Mining internal data
Sometimes, B2B marketers don’t know what data they available because it is spread out across the organization in different systems and databases. Conducting an information audit will identify the data available for analysis. Taking it a step further, combining the disparate data into one database or spreadsheet can provide surprising insights through simple cross-tabs or pivot tables. If you have more advanced analysis/reporting tools, all the better. Some companies have staff and tools that make pulling the data together easy. In others, B2B marketers must slog through the merging, cutting and pasting data and data files.
Interviewing sales & account reps
Sales and account reps have more direct contact with customers and prospects than anyone else in your company. You can use informal one-on-one conversations, structured round-table discussions or simple online survey tools to explore the requests they receive from customers, competitors they see in the market, solutions in place, etc. Their feedback may be biased towards short-term sales, but it can still provide insights into overall market trends.
Deeper read of customer survey data
VOC and NPS surveys provide a great deal of data beyond the overall score – which often gets the attention. For example, reading through the full set of open-ended comments provides context and texture around customer needs. Combining other customer data with NPS data allows you to look at trends and differences across different type of customers (e.g. product segment, sales volume, tenure as a customer, etc.). Manually creating a spreadsheet that combines the data is cumbersome, but often faster than trying to get things combined in your ERP or CRM system.
Social media, and job sites
LinkedIn, Salesforce’s data.com, and Hoovers provide insights into a competitor’s number of employees and revenue. You can see how many staff are devoted to sales and marketing activities, where sales reps are located, etc. Each source will have a slightly different number for these metrics but by looking at more than one you will triangulate on a usable estimate.

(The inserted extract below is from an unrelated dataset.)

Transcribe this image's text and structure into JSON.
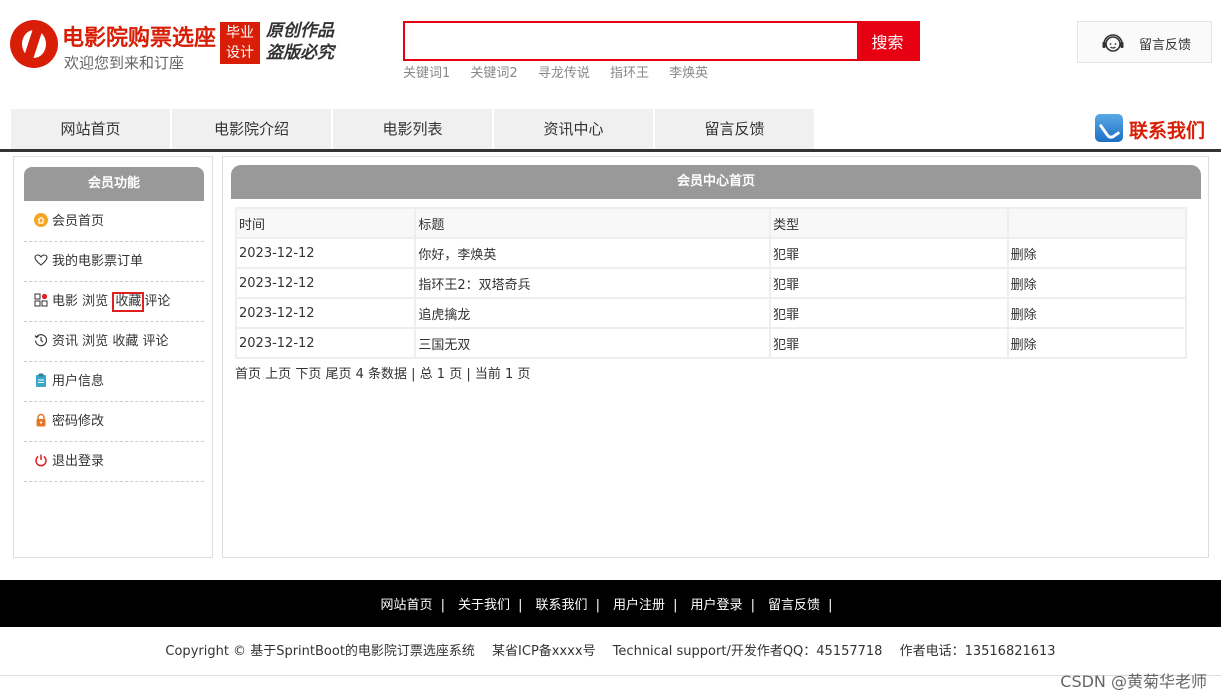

Jobs sites such as Indeed.com and the Hiring section of a competitor’s website can indicate if the company is growing and their focus (e.g. are they hiring more marketing people than would be expected, a certain type of engineer, etc.).
A search of SlideShare can uncover sales and investor presentations and similar materials that show how a competitor is presenting itself to the market.
Conducting win/loss interviews
Conducting interviews with recent wins and losses provides insights into the market’s decision process, vendor evaluation criteria, and how you compare to competitors. Win/loss interviews are best conducted by a third-party partner. If using an external partner isn’t in the budget, the interviews should be conducted by someone not connected to the sales process.
Reference class comparisons
The goals of data-driven decisions are to predict the future and narrow uncertainty. Reference class comparisons—an analytical approach, rather than a data source—can help frame likely future outcomes. The past doesn’t necessarily predict the future, but it’s a good place to start. Future product introductions, acquisitions, entries into new markets, etc. are likely to unfold similar to previous efforts. If you predict that the new effort will be significantly different from the past it forces you to evaluate and identify the data that supports your assumptions.
Tying it together
The secret sauce of big data is that it combines disparate data to form a conclusion based on the relationships that exist. Big data uses algorithms, models, and machine learning to create an outcome that is greater than the sum of its parts. B2B marketers do this daily using little data, basic tools and their experience and judgement – the original big data machine.
Collecting and combining the data sources is time consuming and tedious. It also doesn’t answer all the questions – every decision is based on incomplete data. However, it’s worth the effort: It provides insights that will help B2B marketers evaluate market opportunities, competitors, customer needs and overall market trends.